REHBERG & BAUER


À l’époque de sa fondation, en 1994, le label mego enfonça quelques portes. Il apporta plusieurs bouleversements successifs, dont la musique actuelle se ressent toujours : il établissait pour la première fois l’idée de performances au laptop, de musique presque exclusivement numérique, et d’exploitation de l’erreur informatique comme source sonore, comme mode de jeu et comme méthode de composition. Bien avant que le terme glitch ne devienne un cliché désignant tout et n’importe quoi, les pionniers qu’étaient Peter Rehberg et Roman Bauer tentaient d’imposer une nouvelle esthétique, basée sur l’erreur, le disfonctionnement, le bruit. Poussant les procédés informatiques jusqu’à la faille, le fameux glitch intraduisible, ils allaient apporter de nouveaux sons et de nouvelles pistes de travail à une génération entière. De la même manière que la distorsion avait transformé le rock, ou que la dissonance avait progressivement modifié la musique classique, l’erreur informatique allait devenir une nouvelle source d’inspiration pour les musiques innovatrices. À l’âge où le tout-informatique commençait à s’imposer au monde, baser une musique sur l’erreur, le plantage, était une forme de sabotage, et une approche critique. En se basant sur le détraquement, le dérèglement, Rehberg, Bauer et les autres acteurs de la scène viennoise autour de mego (Farmers Manual, Hecker, Russel Haswell, Fennesz, etc.) choisissaient le camp du bruit. Avant que les sons du glitch n’infiltrent presque tous les genres musicaux, et que le genre ne se sclérose en « clicks & cuts », simple organisation rythmique de glitches, créer et utiliser ces sons dérangés était une joyeuse manière de célébrer la machine devenue folle, de saluer la faille dans le mécanisme, et de détourner la réputation de sérieux de l’informatique vers la bizarrerie, le caprice, la déraison, d’en saborder définitivement la supposée perfection.
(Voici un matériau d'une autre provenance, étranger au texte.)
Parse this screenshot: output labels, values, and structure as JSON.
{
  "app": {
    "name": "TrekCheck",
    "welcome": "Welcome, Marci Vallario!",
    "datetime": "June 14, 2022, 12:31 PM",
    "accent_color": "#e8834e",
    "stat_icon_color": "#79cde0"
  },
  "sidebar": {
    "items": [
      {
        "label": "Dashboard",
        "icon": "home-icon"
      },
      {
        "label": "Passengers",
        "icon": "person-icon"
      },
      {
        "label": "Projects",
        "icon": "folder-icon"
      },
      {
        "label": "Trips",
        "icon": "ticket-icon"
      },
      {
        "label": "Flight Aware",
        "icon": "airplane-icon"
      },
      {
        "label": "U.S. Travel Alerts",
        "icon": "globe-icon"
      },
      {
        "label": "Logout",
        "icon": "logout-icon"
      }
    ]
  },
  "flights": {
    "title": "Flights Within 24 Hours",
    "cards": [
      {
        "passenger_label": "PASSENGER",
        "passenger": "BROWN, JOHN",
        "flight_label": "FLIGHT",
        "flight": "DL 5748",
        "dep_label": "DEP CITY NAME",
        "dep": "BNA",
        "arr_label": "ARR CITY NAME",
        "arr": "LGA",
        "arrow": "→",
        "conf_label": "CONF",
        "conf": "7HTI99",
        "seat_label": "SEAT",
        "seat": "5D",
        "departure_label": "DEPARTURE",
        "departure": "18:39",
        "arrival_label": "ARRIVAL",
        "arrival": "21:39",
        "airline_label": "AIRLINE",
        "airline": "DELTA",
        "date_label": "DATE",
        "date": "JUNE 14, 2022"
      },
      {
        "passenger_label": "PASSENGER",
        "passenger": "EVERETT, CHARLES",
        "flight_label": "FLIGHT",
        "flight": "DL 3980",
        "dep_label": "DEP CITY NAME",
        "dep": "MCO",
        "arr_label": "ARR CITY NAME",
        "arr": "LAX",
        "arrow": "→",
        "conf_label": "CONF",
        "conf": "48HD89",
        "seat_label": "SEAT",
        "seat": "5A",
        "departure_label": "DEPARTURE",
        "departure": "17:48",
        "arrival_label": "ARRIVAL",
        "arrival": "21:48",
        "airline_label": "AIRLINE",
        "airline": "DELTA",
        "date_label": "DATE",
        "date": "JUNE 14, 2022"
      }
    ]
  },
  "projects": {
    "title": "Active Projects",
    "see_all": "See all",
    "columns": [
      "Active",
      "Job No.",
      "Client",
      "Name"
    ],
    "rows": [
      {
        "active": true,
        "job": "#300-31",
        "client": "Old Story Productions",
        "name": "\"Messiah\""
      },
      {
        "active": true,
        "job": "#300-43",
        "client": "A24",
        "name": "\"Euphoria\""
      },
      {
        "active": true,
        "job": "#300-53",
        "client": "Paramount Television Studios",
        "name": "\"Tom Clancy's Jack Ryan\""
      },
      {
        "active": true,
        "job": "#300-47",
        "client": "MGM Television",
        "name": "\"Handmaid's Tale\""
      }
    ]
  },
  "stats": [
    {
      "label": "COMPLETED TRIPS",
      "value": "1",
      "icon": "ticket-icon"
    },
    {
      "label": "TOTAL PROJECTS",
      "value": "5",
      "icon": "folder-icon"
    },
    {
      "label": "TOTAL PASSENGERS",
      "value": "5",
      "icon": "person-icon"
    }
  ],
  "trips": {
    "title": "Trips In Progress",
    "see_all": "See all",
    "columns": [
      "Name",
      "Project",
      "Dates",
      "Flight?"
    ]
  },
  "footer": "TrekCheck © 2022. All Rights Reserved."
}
Après avoir entamé leur carrière à Vienne avec des productions sous le nom de Pita pour Rehberg, et de General Magic pour Bauer, c’est pourtant en Angleterre sur le label Touch que sortiront la plupart des albums au nom de Rehberg & Bauer, Faßt tout d’abord, en 1997, puis Ballt en 1999 et enfin l’album qui nous occupe : Passt (2001). Constitué d’enregistrements live réalisés durant leur tournée australienne de cette année-là, et de remodelage de ces enregistrements, le disque est la dernière collaboration entre Rehberg et Bauer, et démontre leur ferme intention de rester fidèles à leurs principes de départ. Le laptop est ici encore l’instrument principal, et les sons sont radicalement numériques, mais l’informatique n’est pas utilisée pour polir les contours de la musique, pour rationaliser la composition et la recadrer, mais au contraire pour participer au désordre, pour produire du chaos. Si l’album Faßt se vante d’être entièrement construit « à partir de cassettes DAT hors service, d’erreurs personnelles et de faillite totale de la machine », il enfonce le clou et continue de promouvoir l’association de l’humain et de la technologie dans l’erreur créatrice.